[TCP]: Restrict congestion control choices.
authorStephen Hemminger <shemminger@osdl.org>
Fri, 10 Nov 2006 00:35:15 +0000 (16:35 -0800)
committerDavid S. Miller <davem@sunset.davemloft.net>
Sun, 3 Dec 2006 05:21:49 +0000 (21:21 -0800)
Allow normal users to only choose among a restricted set of congestion
control choices.  The default is reno and what ever has been configured
as default. But the policy can be changed by administrator at any time.
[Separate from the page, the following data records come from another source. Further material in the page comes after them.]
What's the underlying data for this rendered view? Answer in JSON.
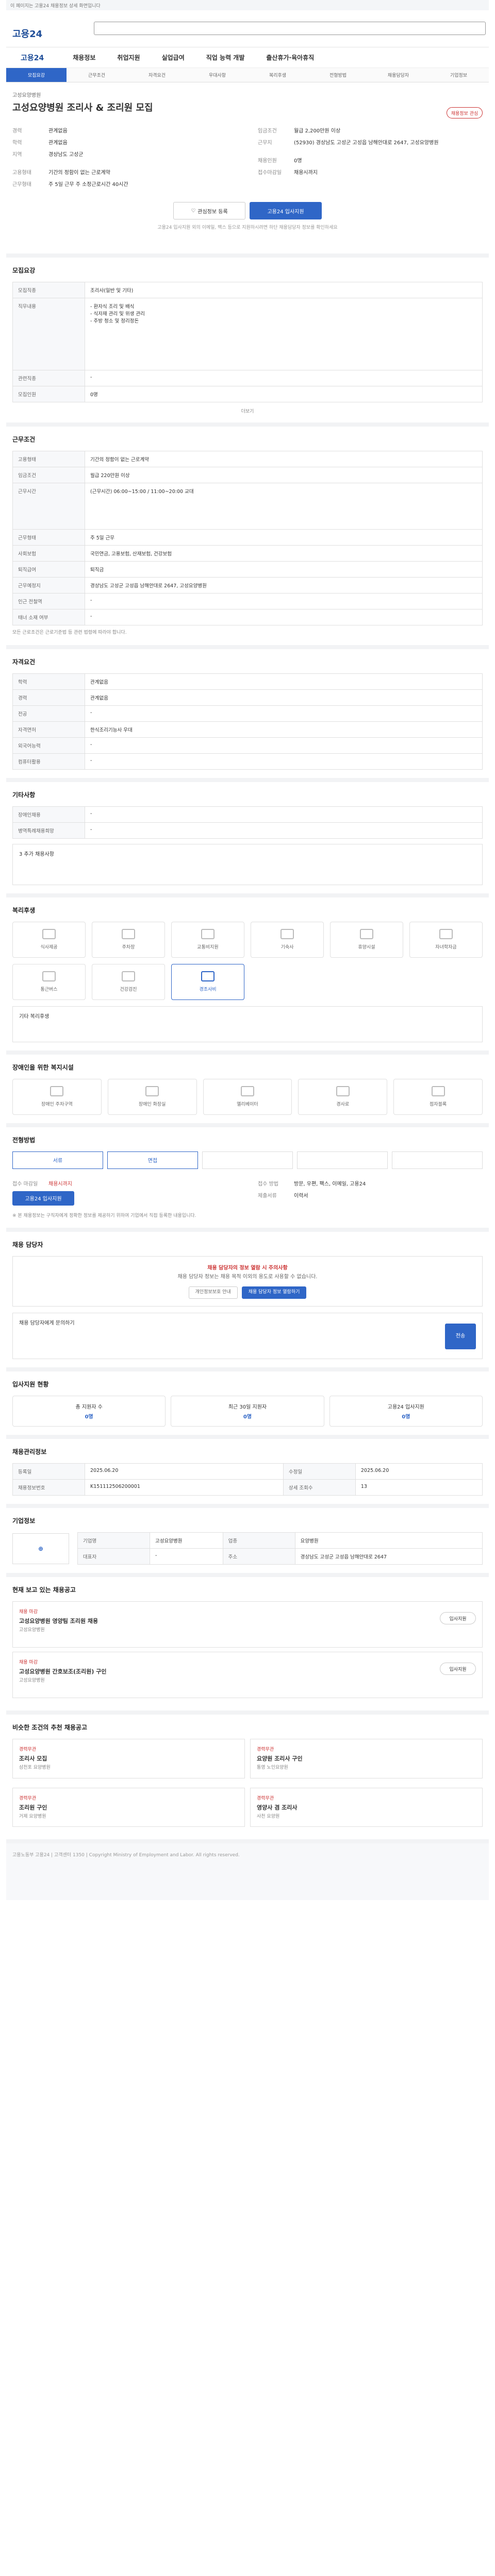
{
  "topbar": {
    "notice": "이 페이지는 고용24 채용정보 상세 화면입니다"
  },
  "header": {
    "logo": "고용24",
    "search_placeholder": ""
  },
  "gnb": [
    "채용정보",
    "취업지원",
    "실업급여",
    "직업 능력 개발",
    "출산휴가·육아휴직"
  ],
  "tabs": [
    "모집요강",
    "근무조건",
    "자격요건",
    "우대사항",
    "복리후생",
    "전형방법",
    "채용담당자",
    "기업정보"
  ],
  "job": {
    "company": "고성요양병원",
    "title": "고성요양병원 조리사 & 조리원 모집",
    "bookmark": "채용정보 관심",
    "left": [
      {
        "k": "경력",
        "v": "관계없음"
      },
      {
        "k": "학력",
        "v": "관계없음"
      },
      {
        "k": "지역",
        "v": "경상남도 고성군"
      },
      {
        "k": "고용형태",
        "v": "기간의 정함이 없는 근로계약"
      },
      {
        "k": "근무형태",
        "v": "주 5일 근무 주 소정근로시간 40시간"
      }
    ],
    "right": [
      {
        "k": "임금조건",
        "v": "월급 2,200만원 이상"
      },
      {
        "k": "근무지",
        "v": "(52930) 경상남도 고성군 고성읍 남해안대로 2647, 고성요양병원"
      },
      {
        "k": "채용인원",
        "v": "0명"
      },
      {
        "k": "접수마감일",
        "v": "채용시까지"
      }
    ],
    "btn_interest": "관심정보 등록",
    "btn_apply": "고용24 입사지원",
    "apply_note": "고용24 입사지원 외의 이메일, 팩스 등으로 지원하시려면 하단 채용담당자 정보를 확인하세요"
  },
  "recruit": {
    "title": "모집요강",
    "rows": [
      {
        "k": "모집직종",
        "v": "조리사(일반 및 기타)"
      },
      {
        "k": "직무내용",
        "v": "- 환자식 조리 및 배식\n- 식자재 관리 및 위생 관리\n- 주방 청소 및 정리정돈"
      },
      {
        "k": "관련직종",
        "v": "-"
      },
      {
        "k": "모집인원",
        "v": "0명"
      }
    ],
    "more": "더보기"
  },
  "work": {
    "title": "근무조건",
    "rows": [
      {
        "k": "고용형태",
        "v": "기간의 정함이 없는 근로계약"
      },
      {
        "k": "임금조건",
        "v": "월급 220만원 이상"
      },
      {
        "k": "근무시간",
        "v": "(근무시간) 06:00~15:00 / 11:00~20:00 교대"
      },
      {
        "k": "근무형태",
        "v": "주 5일 근무"
      },
      {
        "k": "사회보험",
        "v": "국민연금, 고용보험, 산재보험, 건강보험"
      },
      {
        "k": "퇴직급여",
        "v": "퇴직금"
      },
      {
        "k": "근무예정지",
        "v": "경상남도 고성군 고성읍 남해안대로 2647, 고성요양병원"
      },
      {
        "k": "인근 전철역",
        "v": "-"
      },
      {
        "k": "태너 소재 여부",
        "v": "-"
      }
    ],
    "note": "모든 근로조건은 근로기준법 등 관련 법령에 따라야 합니다."
  },
  "qual": {
    "title": "자격요건",
    "rows": [
      {
        "k": "학력",
        "v": "관계없음"
      },
      {
        "k": "경력",
        "v": "관계없음"
      },
      {
        "k": "전공",
        "v": "-"
      },
      {
        "k": "자격면허",
        "v": "한식조리기능사 우대"
      },
      {
        "k": "외국어능력",
        "v": "-"
      },
      {
        "k": "컴퓨터활용",
        "v": "-"
      }
    ]
  },
  "pref": {
    "title": "기타사항",
    "rows": [
      {
        "k": "장애인채용",
        "v": "-"
      },
      {
        "k": "병역특례채용희망",
        "v": "-"
      }
    ],
    "text": "3 추가 채용사항"
  },
  "welfare": {
    "title": "복리후생",
    "icons": [
      "식사제공",
      "주차장",
      "교통비지원",
      "기숙사",
      "휴양시설",
      "자녀학자금",
      "통근버스",
      "건강검진",
      "경조사비"
    ],
    "active": 8,
    "etc_label": "기타 복리후생"
  },
  "disabled": {
    "title": "장애인을 위한 복지시설",
    "icons": [
      "장애인 주차구역",
      "장애인 화장실",
      "엘리베이터",
      "경사로",
      "점자블록"
    ]
  },
  "process": {
    "title": "전형방법",
    "steps": [
      "서류",
      "면접",
      "",
      "",
      ""
    ],
    "submit_title": "접수 마감일",
    "submit_value": "채용시까지",
    "method_title": "접수 방법",
    "method_value": "방문, 우편, 팩스, 이메일, 고용24",
    "apply_btn": "고용24 입사지원",
    "docs_title": "제출서류",
    "docs_value": "이력서",
    "caution": "※ 본 채용정보는 구직자에게 정확한 정보를 제공하기 위하여 기업에서 직접 등록한 내용입니다."
  },
  "contact": {
    "title": "채용 담당자",
    "warn1": "채용 담당자의 정보 열람 시 주의사항",
    "warn2": "채용 담당자 정보는 채용 목적 이외의 용도로 사용할 수 없습니다.",
    "btn1": "개인정보보호 안내",
    "btn2": "채용 담당자 정보 열람하기",
    "qa_title": "채용 담당자에게 문의하기",
    "qa_btn": "전송"
  },
  "stats": {
    "title": "입사지원 현황",
    "items": [
      {
        "label": "총 지원자 수",
        "value": "0명"
      },
      {
        "label": "최근 30일 지원자",
        "value": "0명"
      },
      {
        "label": "고용24 입사지원",
        "value": "0명"
      }
    ]
  },
  "manage": {
    "title": "채용관리정보",
    "rows": [
      {
        "k": "등록일",
        "v": "2025.06.20"
      },
      {
        "k": "채용정보번호",
        "v": "K151112506200001"
      },
      {
        "k": "수정일",
        "v": "2025.06.20"
      },
      {
        "k": "상세 조회수",
        "v": "13"
      }
    ]
  },
  "company": {
    "title": "기업정보",
    "name": "고성요양병원",
    "rows": [
      {
        "k": "기업명",
        "v": "고성요양병원"
      },
      {
        "k": "업종",
        "v": "요양병원"
      },
      {
        "k": "대표자",
        "v": "-"
      },
      {
        "k": "주소",
        "v": "경상남도 고성군 고성읍 남해안대로 2647"
      }
    ]
  },
  "similar": {
    "title": "현재 보고 있는 채용공고",
    "cards": [
      {
        "tag": "채용 마감",
        "title": "고성요양병원 영양팀 조리원 채용",
        "company": "고성요양병원",
        "apply": "입사지원"
      },
      {
        "tag": "채용 마감",
        "title": "고성요양병원 간호보조(조리원) 구인",
        "company": "고성요양병원",
        "apply": "입사지원"
      }
    ]
  },
  "recommend": {
    "title": "비슷한 조건의 추천 채용공고",
    "cards": [
      {
        "tag": "경력무관",
        "title": "조리사 모집",
        "company": "삼천포 요양병원"
      },
      {
        "tag": "경력무관",
        "title": "요양원 조리사 구인",
        "company": "통영 노인요양원"
      },
      {
        "tag": "경력무관",
        "title": "조리원 구인",
        "company": "거제 요양병원"
      },
      {
        "tag": "경력무관",
        "title": "영양사 겸 조리사",
        "company": "사천 요양원"
      }
    ]
  },
  "footer": {
    "text": "고용노동부 고용24 | 고객센터 1350 | Copyright Ministry of Employment and Labor. All rights reserved."
  }
}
For example, to allow any choice:
    cp /proc/sys/net/ipv4/tcp_available_congestion_control \
       /proc/sys/net/ipv4/tcp_allowed_congestion_control

Signed-off-by: Stephen Hemminger <shemminger@osdl.org>
Signed-off-by: David S. Miller <davem@davemloft.net>
Documentation/networking/ip-sysctl.txt
include/linux/sysctl.h
include/net/tcp.h
net/ipv4/sysctl_net_ipv4.c
net/ipv4/tcp_cong.c

index db4280856588527ce8324ee115facfd022147436..bbcc8deda172f3acafff9e5fb96b4539cc936266 100644 (file)
@@ -351,6 +351,12 @@ tcp_frto - BOOLEAN
        where packet loss is typically due to random radio interference
        rather than intermediate router congestion.
 
+tcp_allowed_congestion_control - STRING
+       Show/set the congestion control choices available to non-privileged
+       processes. The list is a subset of those listed in
+       tcp_available_congestion_control.
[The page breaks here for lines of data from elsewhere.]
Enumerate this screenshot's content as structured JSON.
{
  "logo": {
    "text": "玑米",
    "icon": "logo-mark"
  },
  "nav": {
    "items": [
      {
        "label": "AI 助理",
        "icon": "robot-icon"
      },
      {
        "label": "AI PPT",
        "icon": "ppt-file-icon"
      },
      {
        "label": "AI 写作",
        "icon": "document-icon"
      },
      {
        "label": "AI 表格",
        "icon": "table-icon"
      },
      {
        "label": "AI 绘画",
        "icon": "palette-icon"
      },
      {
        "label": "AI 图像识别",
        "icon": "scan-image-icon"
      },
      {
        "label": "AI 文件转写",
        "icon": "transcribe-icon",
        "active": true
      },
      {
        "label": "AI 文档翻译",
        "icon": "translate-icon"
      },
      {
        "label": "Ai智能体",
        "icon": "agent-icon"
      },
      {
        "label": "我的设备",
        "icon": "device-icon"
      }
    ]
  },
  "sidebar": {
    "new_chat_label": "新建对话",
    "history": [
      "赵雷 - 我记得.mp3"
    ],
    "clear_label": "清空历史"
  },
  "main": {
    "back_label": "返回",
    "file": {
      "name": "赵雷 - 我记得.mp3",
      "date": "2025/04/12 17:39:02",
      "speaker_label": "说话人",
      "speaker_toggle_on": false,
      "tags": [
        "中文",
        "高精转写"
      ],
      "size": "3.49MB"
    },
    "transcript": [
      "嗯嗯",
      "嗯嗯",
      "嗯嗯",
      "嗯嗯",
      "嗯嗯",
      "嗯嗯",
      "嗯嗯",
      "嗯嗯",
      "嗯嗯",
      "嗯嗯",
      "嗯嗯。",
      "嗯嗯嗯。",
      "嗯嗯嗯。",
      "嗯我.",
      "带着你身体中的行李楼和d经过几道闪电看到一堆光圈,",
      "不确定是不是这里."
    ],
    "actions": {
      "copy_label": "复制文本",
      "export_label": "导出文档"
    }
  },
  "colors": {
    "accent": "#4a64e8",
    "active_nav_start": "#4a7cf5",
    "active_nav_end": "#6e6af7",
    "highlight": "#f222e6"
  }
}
+       Default is "reno" and the default setting (tcp_congestion_control).
+
 tcp_available_congestion_control - STRING
        Shows the available congestion control choices that are registered.
        More congestion control algorithms may be available as modules,
index 28a48279654de84e8ca56f8c61bb60c2557fd2c6..0725441621d090fcdb1ca9e67c80647956740a26 100644 (file)
@@ -427,6 +427,7 @@ enum
        NET_CIPSOV4_RBM_OPTFMT=120,
        NET_CIPSOV4_RBM_STRICTVALID=121,
        NET_TCP_AVAIL_CONG_CONTROL=122,
+       NET_TCP_ALLOWED_CONG_CONTROL=123,
 };
 
 enum {
index 6af4baf5b7692a6942adbf90510a65c70b43c5c9..e1a5d29d0a1fccfa524bec6f4df1e195bbc30c93 100644 (file)
@@ -625,6 +625,7 @@ enum tcp_ca_event {
 
 struct tcp_congestion_ops {
        struct list_head        list;
+       int     non_restricted;
 
        /* initialize private data (optional) */
        void (*init)(struct sock *sk);
@@ -663,6 +664,8 @@ extern void tcp_cleanup_congestion_control(struct sock *sk);
 extern int tcp_set_default_congestion_control(const char *name);
 extern void tcp_get_default_congestion_control(char *name);
 extern void tcp_get_available_congestion_control(char *buf, size_t len);
+extern void tcp_get_allowed_congestion_control(char *buf, size_t len);
+extern int tcp_set_allowed_congestion_control(char *allowed);
 extern int tcp_set_congestion_control(struct sock *sk, const char *name);
 extern void tcp_slow_start(struct tcp_sock *tp);
 
index 2e770f45d829002edcfadfe7f05eaa53a0cf94dc..dfcf47f10f88b94318a33fa36768d012606afba1 100644 (file)
@@ -146,6 +146,50 @@ static int proc_tcp_available_congestion_control(ctl_table *ctl,
        return ret;
 }
 
+static int proc_allowed_congestion_control(ctl_table *ctl,
+                                          int write, struct file * filp,
+                                          void __user *buffer, size_t *lenp,
+                                          loff_t *ppos)
+{
+       ctl_table tbl = { .maxlen = TCP_CA_BUF_MAX };
+       int ret;
+
+       tbl.data = kmalloc(tbl.maxlen, GFP_USER);
+       if (!tbl.data)
+               return -ENOMEM;
+
+       tcp_get_allowed_congestion_control(tbl.data, tbl.maxlen);
+       ret = proc_dostring(&tbl, write, filp, buffer, lenp, ppos);
+       if (write && ret == 0)
+               ret = tcp_set_allowed_congestion_control(tbl.data);
+       kfree(tbl.data);
+       return ret;
+}
+
+static int strategy_allowed_congestion_control(ctl_table *table, int __user *name,
+                                              int nlen, void __user *oldval,
+                                              size_t __user *oldlenp,
+                                              void __user *newval, size_t newlen,
+                                              void **context)
+{
+       ctl_table tbl = { .maxlen = TCP_CA_BUF_MAX };
+       int ret;
+
+       tbl.data = kmalloc(tbl.maxlen, GFP_USER);
+       if (!tbl.data)
+               return -ENOMEM;
+
+       tcp_get_available_congestion_control(tbl.data, tbl.maxlen);
+       ret = sysctl_string(&tbl, name, nlen, oldval, oldlenp, newval, newlen,
+                           context);
+       if (ret == 0 && newval && newlen)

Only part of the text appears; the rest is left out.